Do there exist an infinite number of integer-solutions $(x,y,z)$ of $x^x\cdot y^y=z^z$ where $1\lt x\le y$?

Question

Question : Do there exist an infinite number of integer-solutions $(x,y,z)$ of $x^x\cdot y^y=z^z$ where $1\lt x\le y$ ?

Motivation : After struggling to find a solution, I've just got one solution, which is $$(x,y,z)=(1679616, 2985984, 4478976).$$

In the following, I'm going to write how I got this solution.

Letting $d$ be the greatest common divisor of $x,y,z$, we can represent $$x=ad, y=bd, z=cd$$ where $a,b,c$ are coprimes with each other. Then, we get $$d^{a+b-c}\cdot a^a\cdot b^b=c^c.$$

In the following, let's consider without the condition $x\le y$. Here, I suppose

$$a=2^m, b=3^n, a+b-c=1.$$

(As a result, this supposition works.)

Then, we get $$d=\frac{c^c}{2^{ma}\cdot 3^{nb}}.$$

Hence, letting $c=2^k\cdot 3^l$, if $$kc\ge ma=m\cdot 2^m, lc\ge nb=n\cdot 3^n,$$ then $d$ is an integer.

Since $(m,n)=(4,2)$ satisfies the above conditions, then we get $d=2^8\cdot 3^6=186624.$ Hence we can get $$x=9d=2^8\cdot 3^8=1679616, y=16d=2^{12}\cdot 3^6=2985984, z=24d=2^{11}\cdot 3^7=4478976.$$ Note that here I interchanged $x$ and $y$.

P.S : I was surprised to get this solution because I got this almost by chance. So, I don't know the other solutions. If you have any helpful information, please teach me.

Answer 1

Ke Zhao find these solutions: $n\in\mathbb N,$ $$x=2^{2^{n+1}(2^n-n-1)+2n}(2^n-1)^{2(2^n-1)},\\ y=2^{2^{n+1}(2^n-n-1)}(2^n-1)^{2(2^n-1)+2},\\ z=2^{2^{n+1}(2^n-n-1)+n+1}(2^n-1)^{2(2^n-1)+1}.$$

You may find that these solutions satisfies $4xy=z^2,$ W.H.Mills proved that

1)If $4xy=z^2$ then Ke Zhao's solutions are all of them.

2)If $4xy>z^2$ then there has no solutions.

3)If $4xy<z^2$ then there only exist fintite many solutions.
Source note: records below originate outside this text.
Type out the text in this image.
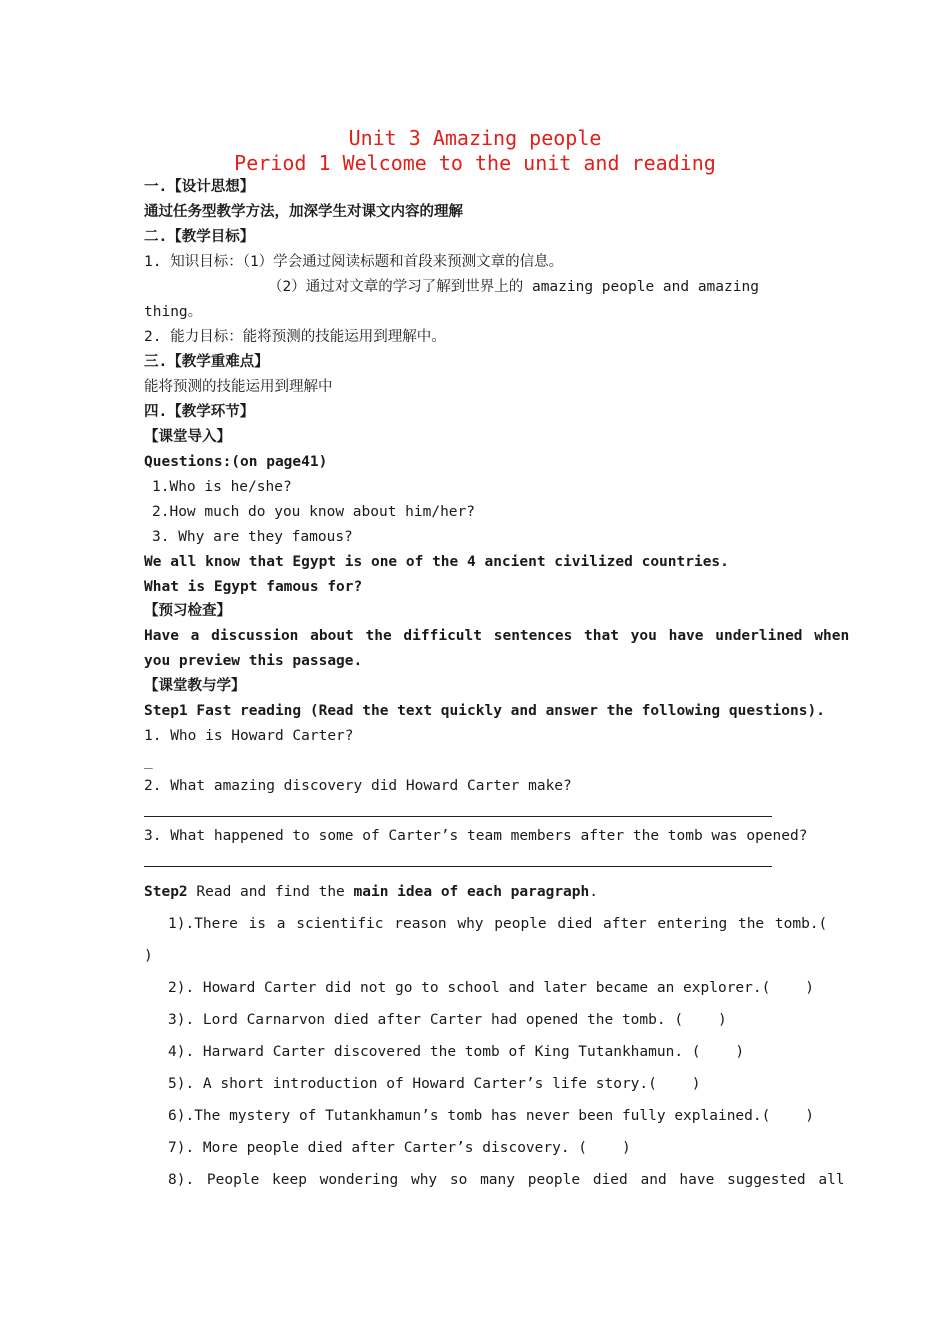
Unit 3 Amazing people
Period 1 Welcome to the unit and reading
一.【设计思想】
通过任务型教学方法，加深学生对课文内容的理解
二.【教学目标】
1. 知识目标：（1）学会通过阅读标题和首段来预测文章的信息。
（2）通过对文章的学习了解到世界上的 amazing people and amazing
thing。
2. 能力目标：能将预测的技能运用到理解中。
三.【教学重难点】
能将预测的技能运用到理解中
四.【教学环节】
【课堂导入】
Questions:(on page41)
1.Who is he/she?
2.How much do you know about him/her?
3. Why are they famous?
We all know that Egypt is one of the 4 ancient civilized countries.
What is Egypt famous for?
【预习检查】
Have a discussion about the difficult sentences that you have underlined when
you preview this passage.
【课堂教与学】
Step1 Fast reading (Read the text quickly and answer the following questions).
1. Who is Howard Carter?
_
2. What amazing discovery did Howard Carter make?
3. What happened to some of Carter’s team members after the tomb was opened?
Step2 Read and find the main idea of each paragraph.
1).There is a scientific reason why people died after entering the tomb.(
)
2). Howard Carter did not go to school and later became an explorer.(    )
3). Lord Carnarvon died after Carter had opened the tomb. (    )
4). Harward Carter discovered the tomb of King Tutankhamun. (    )
5). A short introduction of Howard Carter’s life story.(    )
6).The mystery of Tutankhamun’s tomb has never been fully explained.(    )
7). More people died after Carter’s discovery. (    )
8). People keep wondering why so many people died and have suggested all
Hence maybe Ke Zhao has given all the solutions to $x^xy^y=z^z,$ but this has not been proven.

Answer 2

I've just got the following in a similar way as above.

The answer is Yes; there exist an infinite number of solutions.

Letting $p,q$ be coprime integers with each other, suppose $$a=p^m, b=q^n, a+b-c=1, c=p^k\cdot q^l, kc\ge ma, lc\ge nb.$$

Here, I got the following because of a relational equation $N^2+(N-1)^2=2N(N-1)+1$.

$$p=N-1, m=2, N=2^s, q=2, n=2s, k=1, l=s+1,$$$$ a=(2^s-1)^2, b=2^{2s}, c=2^{s+1}(2^s-1).$$

Now, we know that if $s\ge 2$, then these satisfy the above conditions. Also, note that the $s=2$ case is the case I found.

Hence, we get $$d=2^u\cdot p^v, u=2^{s+1}(2^s-s-1), p=2^s-1, v=2(2^s-1),$$$$ x=2^u\cdot p^{v+1}, y=2^{2s+u}\cdot p^v, z=2^{u+s+1}\cdot p^{v+1}.$$

You can take every integer larger than or equal to $2$ as $s$, then we now know that there exist an infinite number of solutions. Now the proof is completed.

$P.S.$ For $s=3$, we get $$p=7, a=49, b=64, c=112, u=64, v=14,$$$$ x=2^{64}\cdot 7^{16}, y=2^{70}\cdot 7^{14}, z=2^{68}\cdot 7^{15}.$$

Note that $z=2^{68}\cdot 7^{15}\approx 10^{33}.$

I'm interested in finding every solution, which seems very hard.